If you're on .Net 4, you could use the new Expression types (that were added to support dynamic), to create an expression that assigns the properties, compile it to a delegate once, and call that repeatedly. The performance should be comparable with using Reflection.Emit.

class ObjectFiller<T>
{
    private static Func<IDictionary<string, object>, T> FillerDelegate;

    private static void Init()
    {
        var obj = Expression.Parameter(typeof(T), "obj");
        var valuesDictionary = Expression.Parameter(typeof(IDictionary<string, object>), "values");

        var create = Expression.Assign(
            obj, Expression.Call(typeof(Activator), "CreateInstance", new[] { typeof(T) }));

        var properties = typeof(T).GetProperties();

        var setters = Expression.Block(properties.Select(p => CreateSetter(p, obj, valuesDictionary)));

        var methodBody = Expression.Block(typeof(T), new[] { obj }, create, setters, obj);

        var fillerExpression = Expression.Lambda<Func<IDictionary<string, object>, T>>(methodBody, valuesDictionary);

        FillerDelegate = fillerExpression.Compile();
    }

    static Expression CreateSetter(PropertyInfo property, Expression obj, Expression valuesDictionary)
    {
        var indexer = Expression.MakeIndex(
            valuesDictionary,
            typeof(IDictionary<string, object>).GetProperty("Item", new[] { typeof(string) }),
            new[] { Expression.Constant(property.Name) });

        var setter = Expression.Assign(
            Expression.Property(obj, property),
            Expression.Convert(indexer, property.PropertyType));

        var valuesContainsProperty = Expression.Call(
            valuesDictionary, "ContainsKey", null, Expression.Constant(property.Name));

        var condition = Expression.IfThen(valuesContainsProperty, setter);

        return condition;
    }

    public T FillObject(IDictionary<string, object> values)
    {
        if (FillerDelegate == null)
            Init();
        return FillerDelegate(values);
    }
}

You could do something very similar in .Net 3 too, using the Expression version of object initializers.

Upvotes: 3

Samuel Neff
Samuel Neff

Reputation: 74949

Dapper.NET does this. It's a Micro-ORM made to power stackoverflow.
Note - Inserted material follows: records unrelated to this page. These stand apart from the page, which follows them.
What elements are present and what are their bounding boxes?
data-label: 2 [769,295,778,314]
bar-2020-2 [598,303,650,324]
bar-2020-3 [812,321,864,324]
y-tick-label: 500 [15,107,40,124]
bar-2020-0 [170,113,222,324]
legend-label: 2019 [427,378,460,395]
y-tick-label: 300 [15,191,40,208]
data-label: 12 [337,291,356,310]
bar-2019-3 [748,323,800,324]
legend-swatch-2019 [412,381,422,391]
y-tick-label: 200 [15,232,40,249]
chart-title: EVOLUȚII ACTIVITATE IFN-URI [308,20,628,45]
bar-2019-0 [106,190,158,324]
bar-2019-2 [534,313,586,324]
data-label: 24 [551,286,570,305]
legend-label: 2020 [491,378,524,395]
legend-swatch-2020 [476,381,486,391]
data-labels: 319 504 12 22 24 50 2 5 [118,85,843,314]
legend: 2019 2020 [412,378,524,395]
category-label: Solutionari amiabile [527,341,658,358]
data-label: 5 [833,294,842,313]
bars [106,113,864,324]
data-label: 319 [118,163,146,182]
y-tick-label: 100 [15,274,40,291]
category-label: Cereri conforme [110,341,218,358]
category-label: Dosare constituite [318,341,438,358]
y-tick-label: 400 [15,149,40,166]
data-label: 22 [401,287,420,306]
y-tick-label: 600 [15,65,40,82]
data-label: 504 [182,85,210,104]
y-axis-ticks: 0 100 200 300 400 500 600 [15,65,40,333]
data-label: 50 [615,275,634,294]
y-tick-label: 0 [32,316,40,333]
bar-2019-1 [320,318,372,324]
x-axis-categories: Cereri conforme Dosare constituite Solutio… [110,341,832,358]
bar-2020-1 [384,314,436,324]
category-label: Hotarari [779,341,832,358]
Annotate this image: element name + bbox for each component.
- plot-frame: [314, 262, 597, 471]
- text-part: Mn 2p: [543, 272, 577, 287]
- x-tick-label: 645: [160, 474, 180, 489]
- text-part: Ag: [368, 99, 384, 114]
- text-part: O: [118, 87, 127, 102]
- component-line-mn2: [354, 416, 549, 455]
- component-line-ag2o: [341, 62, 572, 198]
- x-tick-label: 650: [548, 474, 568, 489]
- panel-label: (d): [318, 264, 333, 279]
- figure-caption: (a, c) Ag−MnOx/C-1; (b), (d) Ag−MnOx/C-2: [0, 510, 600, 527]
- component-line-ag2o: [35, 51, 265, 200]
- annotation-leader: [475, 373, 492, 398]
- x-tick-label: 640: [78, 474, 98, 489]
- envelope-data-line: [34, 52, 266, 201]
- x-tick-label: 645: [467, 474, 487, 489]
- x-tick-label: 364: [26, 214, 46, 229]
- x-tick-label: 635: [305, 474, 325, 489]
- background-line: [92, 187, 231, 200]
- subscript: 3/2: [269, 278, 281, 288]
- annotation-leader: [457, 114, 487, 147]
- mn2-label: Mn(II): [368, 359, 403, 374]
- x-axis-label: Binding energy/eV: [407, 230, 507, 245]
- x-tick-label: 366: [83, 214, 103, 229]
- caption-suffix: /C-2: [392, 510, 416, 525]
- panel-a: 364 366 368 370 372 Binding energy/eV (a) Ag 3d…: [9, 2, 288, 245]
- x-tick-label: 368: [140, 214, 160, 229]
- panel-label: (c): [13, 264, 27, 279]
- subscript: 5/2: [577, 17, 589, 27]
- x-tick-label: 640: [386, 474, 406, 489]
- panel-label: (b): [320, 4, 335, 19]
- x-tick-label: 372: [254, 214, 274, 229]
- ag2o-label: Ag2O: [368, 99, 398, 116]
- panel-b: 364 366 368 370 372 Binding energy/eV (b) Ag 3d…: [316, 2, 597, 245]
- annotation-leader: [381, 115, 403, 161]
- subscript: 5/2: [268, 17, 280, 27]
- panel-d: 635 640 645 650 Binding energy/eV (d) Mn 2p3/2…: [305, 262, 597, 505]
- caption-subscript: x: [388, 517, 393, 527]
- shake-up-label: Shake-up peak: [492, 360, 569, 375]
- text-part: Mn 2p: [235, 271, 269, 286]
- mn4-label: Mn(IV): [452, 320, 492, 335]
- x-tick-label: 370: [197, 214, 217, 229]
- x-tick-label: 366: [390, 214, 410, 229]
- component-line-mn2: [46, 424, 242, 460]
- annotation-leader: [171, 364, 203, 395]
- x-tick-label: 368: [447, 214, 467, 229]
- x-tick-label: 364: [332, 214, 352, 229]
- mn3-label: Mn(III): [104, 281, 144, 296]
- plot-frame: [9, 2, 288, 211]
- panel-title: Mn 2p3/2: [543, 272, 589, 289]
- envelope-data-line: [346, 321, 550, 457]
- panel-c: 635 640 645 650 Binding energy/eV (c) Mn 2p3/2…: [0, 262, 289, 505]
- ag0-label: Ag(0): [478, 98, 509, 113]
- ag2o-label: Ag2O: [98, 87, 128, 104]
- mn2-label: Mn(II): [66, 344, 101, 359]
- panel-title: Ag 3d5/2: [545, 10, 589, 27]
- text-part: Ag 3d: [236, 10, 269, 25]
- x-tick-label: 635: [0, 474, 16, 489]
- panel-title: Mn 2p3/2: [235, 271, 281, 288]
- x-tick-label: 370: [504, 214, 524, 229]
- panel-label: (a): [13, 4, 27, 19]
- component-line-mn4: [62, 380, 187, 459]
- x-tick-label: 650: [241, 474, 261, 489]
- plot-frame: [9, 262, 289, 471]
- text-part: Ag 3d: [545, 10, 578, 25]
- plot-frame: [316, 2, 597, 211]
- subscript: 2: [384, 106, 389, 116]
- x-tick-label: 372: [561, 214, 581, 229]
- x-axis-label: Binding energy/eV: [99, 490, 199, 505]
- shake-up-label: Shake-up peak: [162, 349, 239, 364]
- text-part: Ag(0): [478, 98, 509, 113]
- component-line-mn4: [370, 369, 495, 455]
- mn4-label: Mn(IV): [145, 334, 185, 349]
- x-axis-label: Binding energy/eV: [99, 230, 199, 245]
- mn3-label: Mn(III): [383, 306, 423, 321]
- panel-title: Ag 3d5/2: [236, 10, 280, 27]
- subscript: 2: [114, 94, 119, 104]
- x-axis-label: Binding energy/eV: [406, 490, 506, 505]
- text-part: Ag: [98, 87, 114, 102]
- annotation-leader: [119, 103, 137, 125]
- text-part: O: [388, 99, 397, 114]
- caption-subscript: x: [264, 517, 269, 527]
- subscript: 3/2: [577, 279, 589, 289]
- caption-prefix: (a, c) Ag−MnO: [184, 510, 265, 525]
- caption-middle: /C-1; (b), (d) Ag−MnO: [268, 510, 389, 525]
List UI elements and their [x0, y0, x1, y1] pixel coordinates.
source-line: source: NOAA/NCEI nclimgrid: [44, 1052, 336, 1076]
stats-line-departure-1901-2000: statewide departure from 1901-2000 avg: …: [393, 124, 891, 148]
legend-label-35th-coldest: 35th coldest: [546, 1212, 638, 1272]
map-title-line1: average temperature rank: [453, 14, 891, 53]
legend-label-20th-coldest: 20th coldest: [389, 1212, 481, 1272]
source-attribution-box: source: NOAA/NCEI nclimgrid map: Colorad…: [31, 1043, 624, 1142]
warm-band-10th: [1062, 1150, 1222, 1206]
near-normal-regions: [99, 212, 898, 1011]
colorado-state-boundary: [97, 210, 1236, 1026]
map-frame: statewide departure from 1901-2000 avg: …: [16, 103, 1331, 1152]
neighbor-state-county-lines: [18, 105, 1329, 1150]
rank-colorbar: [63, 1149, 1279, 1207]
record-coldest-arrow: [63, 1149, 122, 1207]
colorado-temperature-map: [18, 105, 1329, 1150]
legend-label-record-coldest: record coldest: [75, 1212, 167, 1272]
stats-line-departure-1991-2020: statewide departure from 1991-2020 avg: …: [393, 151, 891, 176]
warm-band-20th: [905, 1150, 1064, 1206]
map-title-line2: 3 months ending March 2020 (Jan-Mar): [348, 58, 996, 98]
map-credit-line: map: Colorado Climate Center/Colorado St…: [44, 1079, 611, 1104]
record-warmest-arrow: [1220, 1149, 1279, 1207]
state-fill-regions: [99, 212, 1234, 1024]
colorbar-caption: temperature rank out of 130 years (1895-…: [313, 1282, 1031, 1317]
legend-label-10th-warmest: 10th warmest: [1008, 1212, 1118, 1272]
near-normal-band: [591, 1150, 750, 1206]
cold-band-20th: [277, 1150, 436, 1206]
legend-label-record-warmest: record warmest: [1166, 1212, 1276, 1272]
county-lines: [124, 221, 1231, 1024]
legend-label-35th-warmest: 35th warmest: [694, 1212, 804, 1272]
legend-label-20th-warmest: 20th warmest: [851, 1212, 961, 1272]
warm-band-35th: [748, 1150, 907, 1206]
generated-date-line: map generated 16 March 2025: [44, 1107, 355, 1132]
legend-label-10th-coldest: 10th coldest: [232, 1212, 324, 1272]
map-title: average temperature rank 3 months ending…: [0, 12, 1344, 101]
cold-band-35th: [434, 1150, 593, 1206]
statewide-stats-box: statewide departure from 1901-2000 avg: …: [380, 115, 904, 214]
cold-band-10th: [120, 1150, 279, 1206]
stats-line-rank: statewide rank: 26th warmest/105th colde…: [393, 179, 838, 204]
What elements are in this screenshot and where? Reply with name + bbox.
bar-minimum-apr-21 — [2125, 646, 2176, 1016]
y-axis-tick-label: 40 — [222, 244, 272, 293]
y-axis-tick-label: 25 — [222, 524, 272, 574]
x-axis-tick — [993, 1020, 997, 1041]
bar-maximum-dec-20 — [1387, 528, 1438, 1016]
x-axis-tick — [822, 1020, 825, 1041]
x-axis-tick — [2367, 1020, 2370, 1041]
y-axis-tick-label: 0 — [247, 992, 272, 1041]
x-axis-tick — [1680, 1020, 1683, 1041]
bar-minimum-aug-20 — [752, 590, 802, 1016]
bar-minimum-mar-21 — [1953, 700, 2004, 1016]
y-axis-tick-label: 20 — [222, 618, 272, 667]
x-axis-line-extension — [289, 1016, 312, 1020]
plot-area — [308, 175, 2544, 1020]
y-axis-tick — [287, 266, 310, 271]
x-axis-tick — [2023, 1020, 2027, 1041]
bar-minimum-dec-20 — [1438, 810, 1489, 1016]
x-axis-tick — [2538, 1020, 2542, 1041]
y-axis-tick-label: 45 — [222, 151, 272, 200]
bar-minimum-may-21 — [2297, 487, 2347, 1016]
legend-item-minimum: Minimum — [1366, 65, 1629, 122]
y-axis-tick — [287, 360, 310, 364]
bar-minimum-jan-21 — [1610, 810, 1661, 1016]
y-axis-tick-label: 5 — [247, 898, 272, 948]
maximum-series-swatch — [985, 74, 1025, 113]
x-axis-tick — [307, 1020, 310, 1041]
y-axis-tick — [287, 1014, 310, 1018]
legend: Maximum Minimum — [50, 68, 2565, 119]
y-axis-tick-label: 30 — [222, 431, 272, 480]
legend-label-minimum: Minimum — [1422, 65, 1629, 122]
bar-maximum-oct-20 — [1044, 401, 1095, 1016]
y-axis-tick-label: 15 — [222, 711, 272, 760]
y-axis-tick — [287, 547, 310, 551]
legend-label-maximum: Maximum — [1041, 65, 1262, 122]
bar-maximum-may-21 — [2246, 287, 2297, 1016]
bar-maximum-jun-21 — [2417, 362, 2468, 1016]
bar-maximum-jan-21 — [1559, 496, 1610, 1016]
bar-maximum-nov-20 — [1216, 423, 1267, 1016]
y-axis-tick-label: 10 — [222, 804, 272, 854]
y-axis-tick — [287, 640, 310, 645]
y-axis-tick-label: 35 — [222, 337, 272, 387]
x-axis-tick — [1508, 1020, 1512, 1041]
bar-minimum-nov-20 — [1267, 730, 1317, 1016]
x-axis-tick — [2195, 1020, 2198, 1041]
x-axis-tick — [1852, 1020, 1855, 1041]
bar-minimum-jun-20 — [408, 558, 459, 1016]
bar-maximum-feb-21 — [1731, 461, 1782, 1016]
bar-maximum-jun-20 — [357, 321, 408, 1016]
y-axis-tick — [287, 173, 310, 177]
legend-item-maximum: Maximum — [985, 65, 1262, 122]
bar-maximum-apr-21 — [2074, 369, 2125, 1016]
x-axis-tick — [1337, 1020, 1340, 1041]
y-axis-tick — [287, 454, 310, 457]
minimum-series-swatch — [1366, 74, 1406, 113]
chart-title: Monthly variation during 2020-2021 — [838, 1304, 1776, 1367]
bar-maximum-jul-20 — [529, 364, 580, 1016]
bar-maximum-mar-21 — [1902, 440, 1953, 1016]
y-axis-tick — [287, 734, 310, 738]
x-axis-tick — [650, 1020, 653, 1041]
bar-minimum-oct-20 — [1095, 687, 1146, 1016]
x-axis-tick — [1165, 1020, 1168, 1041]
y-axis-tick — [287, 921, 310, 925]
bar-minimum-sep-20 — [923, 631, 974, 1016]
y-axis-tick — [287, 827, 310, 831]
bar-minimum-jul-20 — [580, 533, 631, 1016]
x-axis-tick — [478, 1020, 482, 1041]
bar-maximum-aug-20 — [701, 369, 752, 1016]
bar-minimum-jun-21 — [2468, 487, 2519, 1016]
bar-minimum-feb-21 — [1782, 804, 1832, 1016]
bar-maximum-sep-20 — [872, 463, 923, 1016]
The whole ORM is just one C# file.

http://code.google.com/p/dapper-dot-net/source/browse/Dapper/SqlMapper.cs

The relevant code that creates the dynamic method is this:

var method = new DynamicMethod(commandType.Name + "_BindByName", null, new Type[] { typeof(IDbCommand), typeof(bool) });
var il = method.GetILGenerator();
il.Emit(OpCodes.Ldarg_0);
il.Emit(OpCodes.Castclass, commandType);
il.Emit(OpCodes.Ldarg_1);
il.EmitCall(OpCodes.Callvirt, setter, null);
il.Emit(OpCodes.Ret);
action = (Action<IDbCommand, bool>)method.CreateDelegate(typeof(Action<IDbCommand, bool>));

Also note that the IKVM.NET project provides their own implementation of IKVM.Reflection.Emit with a number of enhancements. If you're starting from scratch it might be good to look at that as an alternative.